Doch die brennendste Frage, die Ihr Euch sicher alle stellt und die die auch wir uns im Vorfeld gestellt haben: Wie sieht es denn mit der Küche der Auberge de l’Ill aus? Wurde das Restaurant zurecht herabgestuft? Oder ist der Verlust des dritten Sternes ein weiteres Zeichen für das Abkommen vom einst guten Weg des Guide Michelin?

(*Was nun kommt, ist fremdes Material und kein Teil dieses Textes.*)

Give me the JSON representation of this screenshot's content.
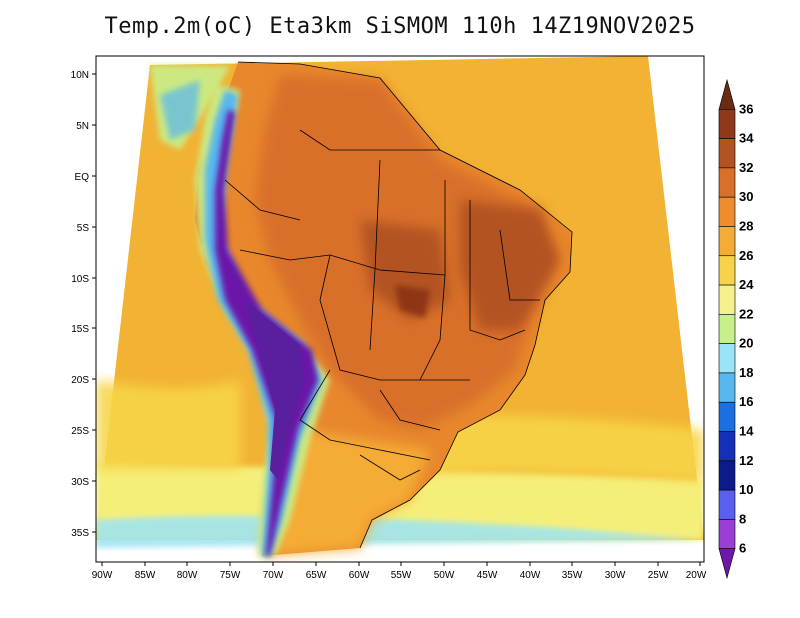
{
  "title": "Temp.2m(oC) Eta3km SiSMOM 110h 14Z19NOV2025",
  "map": {
    "lat_labels": [
      "10N",
      "5N",
      "EQ",
      "5S",
      "10S",
      "15S",
      "20S",
      "25S",
      "30S",
      "35S"
    ],
    "lon_labels": [
      "90W",
      "85W",
      "80W",
      "75W",
      "70W",
      "65W",
      "60W",
      "55W",
      "50W",
      "45W",
      "40W",
      "35W",
      "30W",
      "25W",
      "20W"
    ],
    "colors": {
      "ocean_warm": "#f2b233",
      "ocean_mid": "#f7d548",
      "ocean_cool": "#f5ef7a",
      "land_hot": "#e8872c",
      "land_very_hot": "#c8521c",
      "land_extreme": "#8e3514",
      "andes_cold": "#5a1f9e",
      "coast_cool": "#7fd0f2"
    }
  },
  "colorbar": {
    "labels": [
      "36",
      "34",
      "32",
      "30",
      "28",
      "26",
      "24",
      "22",
      "20",
      "18",
      "16",
      "14",
      "12",
      "10",
      "8",
      "6"
    ],
    "colors": [
      "#6b2a12",
      "#8e3a1a",
      "#b35222",
      "#d9702a",
      "#ee8c2e",
      "#f5ac35",
      "#f7d34a",
      "#f5f08a",
      "#c8f08a",
      "#9be4f5",
      "#57b7f0",
      "#1c6fe0",
      "#1230b8",
      "#0c1a8c",
      "#5b5ff0",
      "#9a3fd6",
      "#6c19a8"
    ]
  }
}
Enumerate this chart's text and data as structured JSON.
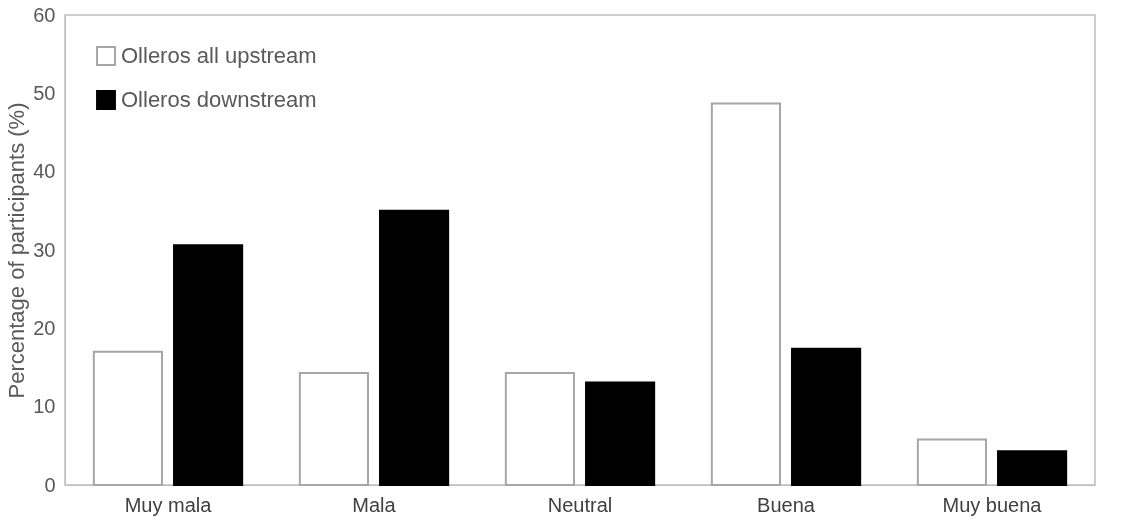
{
  "chart_data": {
    "type": "bar",
    "ylabel": "Percentage of participants (%)",
    "categories": [
      "Muy mala",
      "Mala",
      "Neutral",
      "Buena",
      "Muy buena"
    ],
    "series": [
      {
        "name": "Olleros all upstream",
        "color": "#ffffff",
        "values": [
          17.0,
          14.3,
          14.3,
          48.7,
          5.8
        ]
      },
      {
        "name": "Olleros downstream",
        "color": "#000000",
        "values": [
          30.6,
          35.0,
          13.1,
          17.4,
          4.3
        ]
      }
    ],
    "ylim": [
      0,
      60
    ],
    "yticks": [
      0,
      10,
      20,
      30,
      40,
      50,
      60
    ],
    "grid": false,
    "legend": "top left"
  }
}
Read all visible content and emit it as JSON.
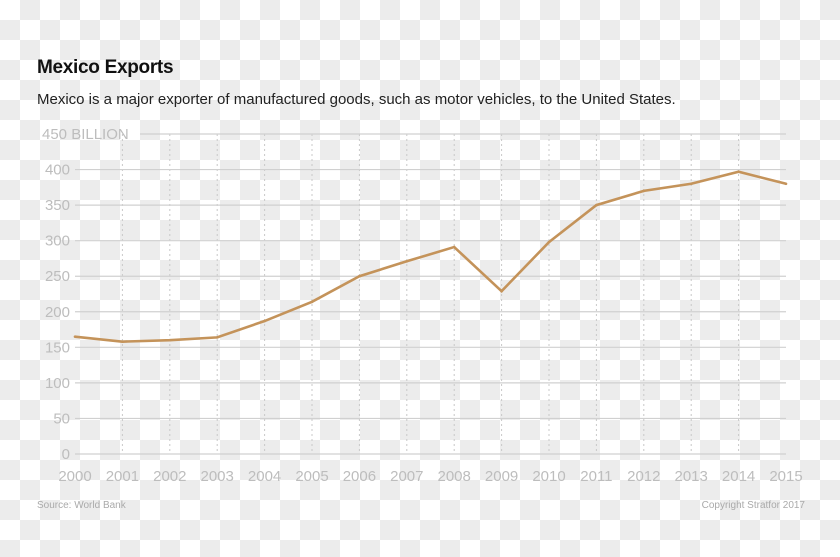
{
  "title": "Mexico Exports",
  "subtitle": "Mexico is a major exporter of manufactured goods, such as motor vehicles, to the United States.",
  "source": "Source: World Bank",
  "copyright": "Copyright Stratfor 2017",
  "chart_data": {
    "type": "line",
    "title": "Mexico Exports",
    "xlabel": "",
    "ylabel": "",
    "x": [
      2000,
      2001,
      2002,
      2003,
      2004,
      2005,
      2006,
      2007,
      2008,
      2009,
      2010,
      2011,
      2012,
      2013,
      2014,
      2015
    ],
    "series": [
      {
        "values": [
          165,
          158,
          160,
          164,
          187,
          214,
          250,
          271,
          291,
          229,
          298,
          350,
          370,
          380,
          397,
          380
        ],
        "color": "#c4935a"
      }
    ],
    "ylim": [
      0,
      450
    ],
    "yticks": [
      0,
      50,
      100,
      150,
      200,
      250,
      300,
      350,
      400,
      450
    ],
    "ytick_labels": [
      "0",
      "50",
      "100",
      "150",
      "200",
      "250",
      "300",
      "350",
      "400",
      "450 BILLION"
    ],
    "xtick_labels": [
      "2000",
      "2001",
      "2002",
      "2003",
      "2004",
      "2005",
      "2006",
      "2007",
      "2008",
      "2009",
      "2010",
      "2011",
      "2012",
      "2013",
      "2014",
      "2015"
    ],
    "grid": {
      "horizontal": "solid",
      "vertical": "dotted"
    }
  }
}
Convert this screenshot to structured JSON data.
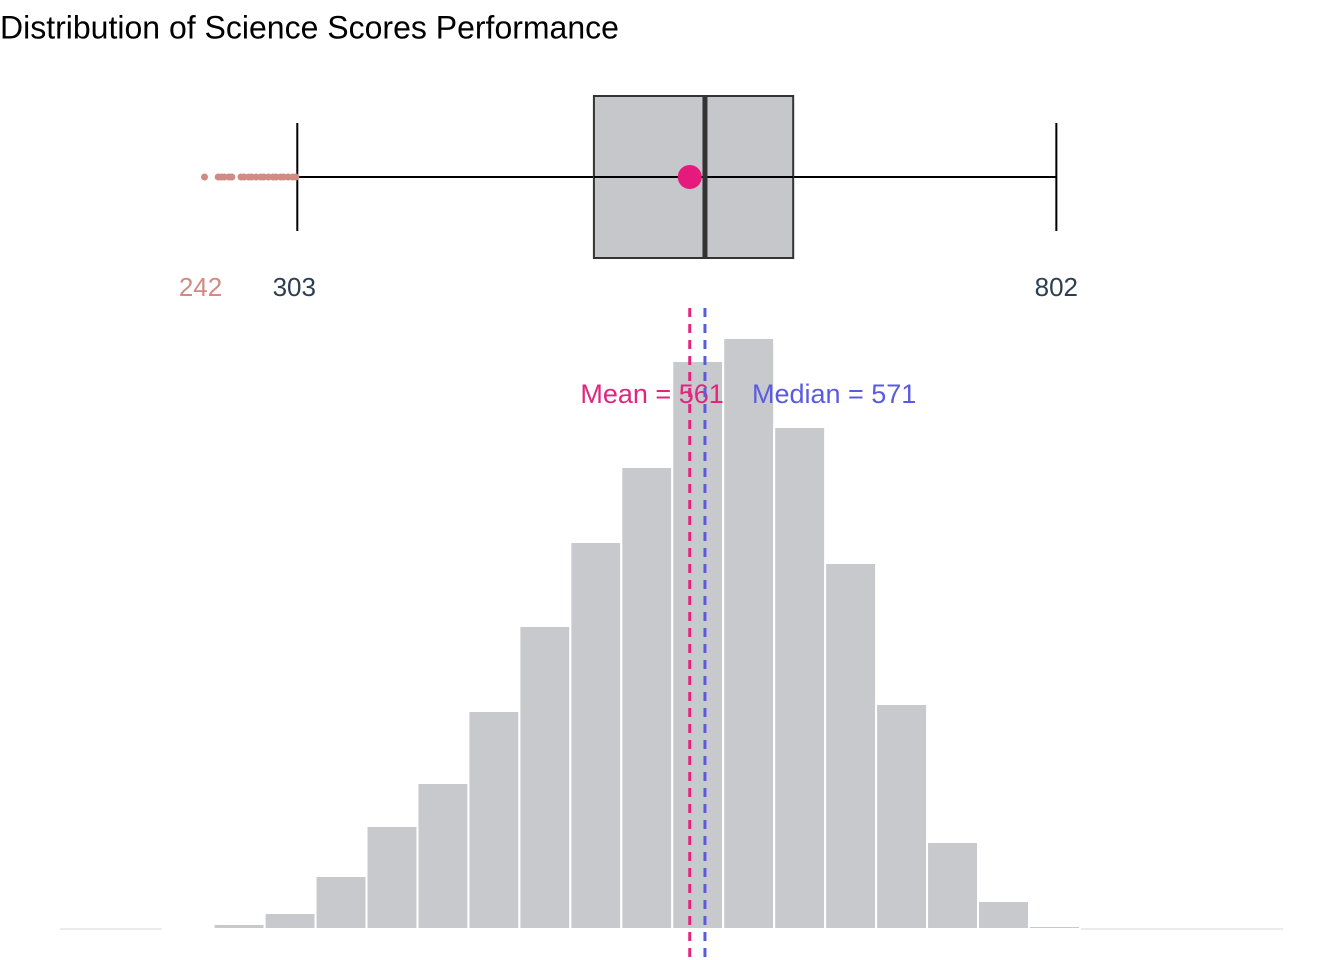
{
  "title": "Distribution of Science Scores Performance",
  "chart_data": [
    {
      "type": "boxplot",
      "orientation": "horizontal",
      "whisker_low": 303,
      "q1": 498,
      "median": 571,
      "q3": 629,
      "whisker_high": 802,
      "mean": 561,
      "outliers": [
        242,
        251,
        253,
        255,
        258,
        260,
        266,
        268,
        271,
        273,
        276,
        279,
        281,
        284,
        287,
        289,
        292,
        294,
        297,
        300,
        302
      ],
      "xlim": [
        147,
        951
      ],
      "box_color": "#c6c7cb",
      "line_color": "#333333",
      "mean_color": "#e6197d",
      "outlier_color": "#d08b82",
      "label_color": "#2c3e50"
    },
    {
      "type": "histogram",
      "bins": [
        214.5,
        248,
        281.5,
        315,
        348.5,
        382,
        415.5,
        449,
        482.5,
        516,
        549.5,
        583,
        616.5,
        650,
        683.5,
        717,
        750.5,
        784,
        817.5
      ],
      "counts": [
        1,
        5,
        16,
        53,
        103,
        146,
        218,
        303,
        387,
        462,
        568,
        591,
        502,
        366,
        225,
        87,
        28,
        3
      ],
      "xlim": [
        147,
        951
      ],
      "ylim": [
        0,
        600
      ],
      "color": "#c8c9cc",
      "reference_lines": [
        {
          "value": 561,
          "label": "Mean = 561",
          "color": "#e0267f"
        },
        {
          "value": 571,
          "label": "Median = 571",
          "color": "#5b5be0"
        }
      ]
    }
  ]
}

Sie ist in der Tat schwierig zu beantworten. Hält man sich an die Aussagen des roten Guides, was drei Sterne bedeuten, nämlich „eine einzigartige Küche – eine Reise wert!“, ist der Verlust nur bedingt nachvollziehbar. Man versteht sein Handwerk, bringt es tadellos zum Einsatz, setzt dabei auf exzellente Produkte, und auch ein eigenständiger Charakter ist zumindest einem großen Teil der Gerichte nicht abzusprechen. Sowohl der alten als auch der neuen. Gräbt man etwas tiefer, lässt die Historie des Hauses so gut es geht außer Acht und beschränkt sich darauf, die Teller so objektiv wie irgend möglich zu analysieren, liegt die Wahrheit irgendwo zwischen zwei und drei Macarons. In unserem Fall fragen wir uns allerdings: Wollen wir denn nur stur das Essen analysieren und uns nicht auch ein wenig vom Charme, der Historie und vom Wein bezirzen lassen? Wir wollen das. Auf jeden Fall. Und dann gibt es keine zwei Meinungen mehr. Sieht man die Auberge de l’Ill als Gesamtkunstwerk, ist sie uneingeschränkt eine Reise wert.
Fazit
Die Auberge de l’Ill ist absolut zu Recht eine Institution. Das Erlebnis «Fine Dining» kann man in diesem ikonischen Haus feiern, wie nur an wenigen anderen Orten – eine uneingeschränkte Pflichtstation für alle (Fr-)Esser.